Hilirisasi kelapa dalam diproyeksikan menghadirkan beragam industri pengolahan, mulai dari santan kelapa, nata de coco, pengolahan sabut kelapa, arang tempurung atau karbon, minyak goreng, hingga tepung kelapa. Selain itu, terdapat pula peluang pengembangan produk kayu pengganti berbahan batang kelapa yang dinilai memiliki pasar cukup luas, baik di dalam negeri maupun mancanegara.
Menurut Dillah Hikmah Sari, pengembangan industri tersebut tidak harus seluruhnya berskala besar. Sejumlah produk turunan kelapa dalam dapat dikembangkan melalui industri kecil dengan kualitas yang tetap kompetitif. “Karena itu saya tadi ke Bappenas mengemukakan tekad itu agar pemerintah melalui Bappenas bisa memberikan dukungan, apalagi program hilirisasi ini kan sejalan dengan program Bapak Presiden, kami optimis rencana ini bisa direalisasikan,’’ kata Dillah.
Dillah Hikmah Sari berharap pemerintah pusat dapat mendorong masuknya investasi skala besar maupun menengah untuk mendukung hilirisasi kelapa dalam, termasuk pembangunan tanggul khusus perkebunan yang menyasar kebun-kebun kelapa milik masyarakat.
Upaya tersebut, menurut Dillah Hikmah Sari, telah diawali dengan langkah konkret melalui program pembangunan 1.000 kilometer tanggul. Dari target 200 kilometer per tahun, pemerintah daerah telah merealisasikan sepanjang 357,21 kilometer pada tahun pertama kepemimpinan Dillah Hikmah Sari bersama Muslimin Tanja.
“Kami berupaya memperkuat petani dengan memperbaiki tanggul, mendorong peremajaan dan menghadirkan industri menengah dan besar yang diharapkan menstimulasi UMKM-UMKM kita sehingga kelapa dalam sebagai salah satu produk unggulan kita bisa kita jadikan penopang kuat ekonomi masyarakat, kita juga sudah punya varietas unggul bersertipikat yang kita namai Varietas Zabak,’’ ungkap Dillah.

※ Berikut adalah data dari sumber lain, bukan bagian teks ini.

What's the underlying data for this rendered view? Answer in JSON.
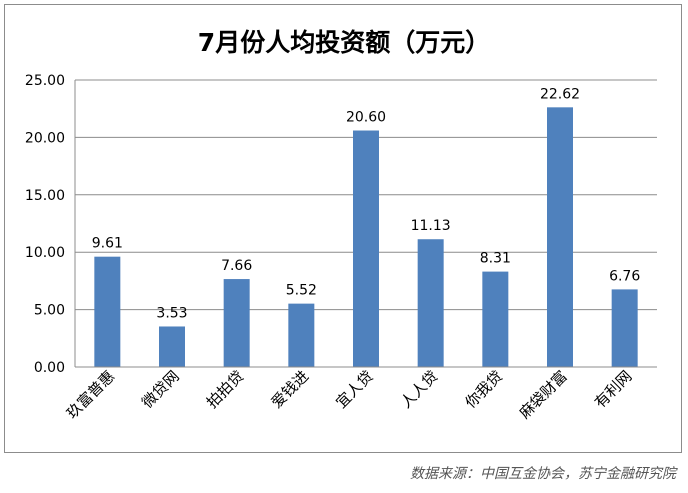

Terkait investasi, Dillah Hikmah Sari menegaskan pemerintah daerah siap memberikan berbagai kemudahan bagi investor yang masuk ke sektor hilirisasi kelapa dalam. Pemerintah daerah juga memastikan ketersediaan bahan baku tetap mengacu pada mekanisme pasar tanpa pendekatan intervensi. Investor didorong menjalin kerja sama dengan kelompok tani atau koperasi.
“Kita punya Koperasi Merah Putih yang mungkin bisa jadi mitra tripartit bersama petani dan pengusaha, silahkan saja sepanjang sesuai koridor aturan dan orientasinya saling menguntungkan,’’ tutup Dillah.